Malcolm Smith was a very unlikely candidate to receive Super Bowl MVP honors after being taken in the seventh round of the 2011 NFL draft. However, the three-year veteran made his presence known on a stout Seattle defense by filling in at the outside linebacker position throughout the course of the 2013-14 regular season.
Smith was originally seen as a special teams player but quickly earned time in the starting lineup due to his speed and agility.
Linebacker Bruce Irvin was suspended for the first four games of the regular season due to violating the league's performance-enhancing substance policy. Smith filled in and played admirably in his absence.
Soon after, the Seahawks lost middle linebacker Bobby Wagner, causing K.J Wright to slide into his position. That left Smith to start in Wright's place. During that span, Smith recorded his season-high tackles total against the Arizona Cardinals with nine.
Later in the season, Wright broke a bone in his right foot and was forced to miss time. He did not return to the lineup until the NFC Championship Game against the San Francisco 49ers. Again, Smith filled in. This time, he began a hot streak that he would not relinquish.
Over the final two games of the season, Smith recorded two interceptions, returning one for a touchdown against the St. Louis Rams in Week 17. Perhaps, the writing was already on the wall.
During the divisional round of the playoffs against the New Orleans Saints, Smith was everywhere on the field, recording nine tackles. One game later, he recorded yet another interception against the 49ers.
At this point, it was clear why head coach Pete Carroll continued to play the linebacker: Smith's vision and speed allowed him to constantly find himself in the right place at the right time.
Then, Smith and the Seahawks journeyed to New Jersey for Super Bowl XLVIII.
In the second quarter of the game, Denver Broncos quarterback Peyton Manning was hit as he attempted to throw a pass to running back Knowshon Moreno. Smith was back in coverage as the ball fluttered through the air. Reacting quickly, Smith jumped in front of Moreno, snatched the ball from the air and returned it 69 yards for a touchdown.
This was the play of the game:
Aside from his interception, Smith also recorded 10 total tackles and a fumble recovery on his way to MVP honors.
After looking over his emergence during the regular season and his continued dominance throughout the playoffs, one thing becomes apparent: Smith's play this past season was no fluke.
Playing on the league's top-ranked defense featuring players like Wagner, Richard Sherman, Cliff Avril and Kam Chancellor makes it tough to be recognized—especially for a seventh-round draft pick. However, Smith was able to do just that.
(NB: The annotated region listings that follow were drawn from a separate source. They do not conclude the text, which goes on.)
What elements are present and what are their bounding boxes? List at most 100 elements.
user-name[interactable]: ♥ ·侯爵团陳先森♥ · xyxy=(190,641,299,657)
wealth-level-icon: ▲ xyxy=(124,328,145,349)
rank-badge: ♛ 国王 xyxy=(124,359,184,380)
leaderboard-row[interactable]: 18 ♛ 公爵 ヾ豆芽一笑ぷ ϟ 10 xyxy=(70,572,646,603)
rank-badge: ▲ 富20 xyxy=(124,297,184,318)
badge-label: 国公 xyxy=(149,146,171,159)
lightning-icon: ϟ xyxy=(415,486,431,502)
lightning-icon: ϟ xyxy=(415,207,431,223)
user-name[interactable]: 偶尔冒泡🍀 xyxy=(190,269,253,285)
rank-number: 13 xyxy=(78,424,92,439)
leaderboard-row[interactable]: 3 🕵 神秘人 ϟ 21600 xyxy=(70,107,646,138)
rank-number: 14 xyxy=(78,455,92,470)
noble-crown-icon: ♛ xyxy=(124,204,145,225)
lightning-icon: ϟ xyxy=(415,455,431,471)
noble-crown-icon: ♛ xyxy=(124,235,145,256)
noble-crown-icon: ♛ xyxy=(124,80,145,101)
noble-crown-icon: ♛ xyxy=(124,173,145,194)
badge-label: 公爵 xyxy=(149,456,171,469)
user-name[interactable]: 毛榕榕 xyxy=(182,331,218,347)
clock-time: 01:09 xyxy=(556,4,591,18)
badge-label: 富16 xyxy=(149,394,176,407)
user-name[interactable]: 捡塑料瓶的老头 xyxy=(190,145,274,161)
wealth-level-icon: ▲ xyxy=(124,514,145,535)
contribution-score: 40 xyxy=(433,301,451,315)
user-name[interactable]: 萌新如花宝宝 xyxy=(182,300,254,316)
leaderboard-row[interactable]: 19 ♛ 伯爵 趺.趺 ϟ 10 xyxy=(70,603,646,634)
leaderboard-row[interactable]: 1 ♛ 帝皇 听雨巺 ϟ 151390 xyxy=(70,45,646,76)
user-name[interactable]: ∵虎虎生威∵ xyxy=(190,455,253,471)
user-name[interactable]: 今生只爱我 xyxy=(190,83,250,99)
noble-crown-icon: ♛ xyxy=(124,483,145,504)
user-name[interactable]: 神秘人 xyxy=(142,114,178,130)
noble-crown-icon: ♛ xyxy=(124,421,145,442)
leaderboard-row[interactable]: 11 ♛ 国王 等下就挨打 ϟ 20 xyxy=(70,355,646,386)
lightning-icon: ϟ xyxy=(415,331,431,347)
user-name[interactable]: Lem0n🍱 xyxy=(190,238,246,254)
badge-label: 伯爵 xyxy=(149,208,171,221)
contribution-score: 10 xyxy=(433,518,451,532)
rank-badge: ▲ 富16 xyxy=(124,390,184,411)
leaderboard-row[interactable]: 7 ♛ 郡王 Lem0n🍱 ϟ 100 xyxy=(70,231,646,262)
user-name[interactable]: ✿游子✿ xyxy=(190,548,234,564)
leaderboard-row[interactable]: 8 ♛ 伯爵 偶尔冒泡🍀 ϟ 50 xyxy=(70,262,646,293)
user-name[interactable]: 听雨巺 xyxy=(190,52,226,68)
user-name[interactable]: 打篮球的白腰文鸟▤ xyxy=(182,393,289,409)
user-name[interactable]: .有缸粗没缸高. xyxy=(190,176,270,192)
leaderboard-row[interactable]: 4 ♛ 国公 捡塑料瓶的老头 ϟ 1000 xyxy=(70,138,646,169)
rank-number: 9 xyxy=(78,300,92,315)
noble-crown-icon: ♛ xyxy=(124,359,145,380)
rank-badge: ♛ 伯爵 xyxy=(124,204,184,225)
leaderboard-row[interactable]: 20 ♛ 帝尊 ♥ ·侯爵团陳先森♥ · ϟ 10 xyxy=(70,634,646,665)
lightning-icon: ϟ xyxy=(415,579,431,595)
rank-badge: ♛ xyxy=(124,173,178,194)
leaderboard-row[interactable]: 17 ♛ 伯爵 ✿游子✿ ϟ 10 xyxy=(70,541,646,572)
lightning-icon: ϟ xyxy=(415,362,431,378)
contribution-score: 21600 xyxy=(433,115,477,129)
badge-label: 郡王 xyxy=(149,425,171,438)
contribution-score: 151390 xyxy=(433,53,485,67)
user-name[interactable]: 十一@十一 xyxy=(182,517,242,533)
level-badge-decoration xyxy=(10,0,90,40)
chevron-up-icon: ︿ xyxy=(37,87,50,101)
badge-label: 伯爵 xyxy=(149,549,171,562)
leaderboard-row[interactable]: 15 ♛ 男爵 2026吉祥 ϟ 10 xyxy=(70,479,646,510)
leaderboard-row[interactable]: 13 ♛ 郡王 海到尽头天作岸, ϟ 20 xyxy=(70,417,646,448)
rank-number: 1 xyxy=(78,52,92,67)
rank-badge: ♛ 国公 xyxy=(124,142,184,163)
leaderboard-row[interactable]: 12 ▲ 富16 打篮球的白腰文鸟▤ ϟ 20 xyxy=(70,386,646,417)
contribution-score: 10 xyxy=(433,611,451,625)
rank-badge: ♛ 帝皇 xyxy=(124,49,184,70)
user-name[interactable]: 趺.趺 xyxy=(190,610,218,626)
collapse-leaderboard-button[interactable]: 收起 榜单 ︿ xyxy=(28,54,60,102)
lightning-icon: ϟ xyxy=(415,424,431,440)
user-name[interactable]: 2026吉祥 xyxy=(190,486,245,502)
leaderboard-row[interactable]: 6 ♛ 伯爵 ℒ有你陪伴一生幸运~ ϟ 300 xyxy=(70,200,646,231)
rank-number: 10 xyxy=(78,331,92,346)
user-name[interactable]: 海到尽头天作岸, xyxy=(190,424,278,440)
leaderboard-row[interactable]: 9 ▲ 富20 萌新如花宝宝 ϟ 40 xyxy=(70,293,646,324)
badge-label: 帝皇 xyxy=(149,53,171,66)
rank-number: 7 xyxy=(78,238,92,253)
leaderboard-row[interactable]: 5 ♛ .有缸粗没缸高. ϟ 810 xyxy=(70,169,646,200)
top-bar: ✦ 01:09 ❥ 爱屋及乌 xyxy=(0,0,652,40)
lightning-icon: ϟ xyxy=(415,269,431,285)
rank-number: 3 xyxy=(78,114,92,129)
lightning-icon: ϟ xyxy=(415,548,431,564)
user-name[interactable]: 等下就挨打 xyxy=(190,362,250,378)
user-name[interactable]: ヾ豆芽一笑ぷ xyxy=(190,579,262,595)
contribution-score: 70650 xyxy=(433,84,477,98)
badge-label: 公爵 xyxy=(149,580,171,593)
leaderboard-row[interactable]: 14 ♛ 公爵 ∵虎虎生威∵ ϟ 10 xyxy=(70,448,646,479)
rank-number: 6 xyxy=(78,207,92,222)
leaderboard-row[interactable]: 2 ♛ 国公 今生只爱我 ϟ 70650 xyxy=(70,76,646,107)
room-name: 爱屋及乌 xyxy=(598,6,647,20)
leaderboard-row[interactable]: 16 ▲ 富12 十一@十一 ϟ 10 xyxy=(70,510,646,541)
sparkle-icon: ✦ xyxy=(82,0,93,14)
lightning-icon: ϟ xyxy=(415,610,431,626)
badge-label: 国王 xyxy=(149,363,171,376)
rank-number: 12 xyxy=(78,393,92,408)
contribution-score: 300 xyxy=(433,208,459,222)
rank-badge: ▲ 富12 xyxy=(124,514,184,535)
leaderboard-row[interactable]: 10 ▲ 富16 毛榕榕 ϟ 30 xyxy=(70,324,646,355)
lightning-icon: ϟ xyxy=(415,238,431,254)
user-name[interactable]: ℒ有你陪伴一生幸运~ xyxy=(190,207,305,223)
After becoming only the third linebacker in Super Bowl history to be named MVP, Smith remained humble and elected to praise his teammates, according to an interview with Jim Corbett of USA Today:
It's unbelievable. I'm in shock. We expected a great fight from them. We kind of just dominated the game. To be in the Super Bowl and dominate the game says a lot about our group. We spend a lot of time together.
We kind of have a chip on our shoulder, a lot of guys got overlooked, a bunch of misfits, a bunch of guys who it was said wouldn't be anything. Obviously, Peyton is a great quarterback who gets the ball out fast. But we play with a speed they haven't seen before.
Smith was then asked how he would handle the added attention. He said, "I'll definitely be able to handle the attention, not much will change. I've been to Disneyland. But I've never been to Disney World. It'll be fun."
The way he played during the season and through the Super Bowl has certainly warranted an immense amount of attention for Smith. Expect his stellar play to continue into the 2014 season and beyond. We could easily speculate that Smith has only just begun to show his capability as an elite NFL linebacker.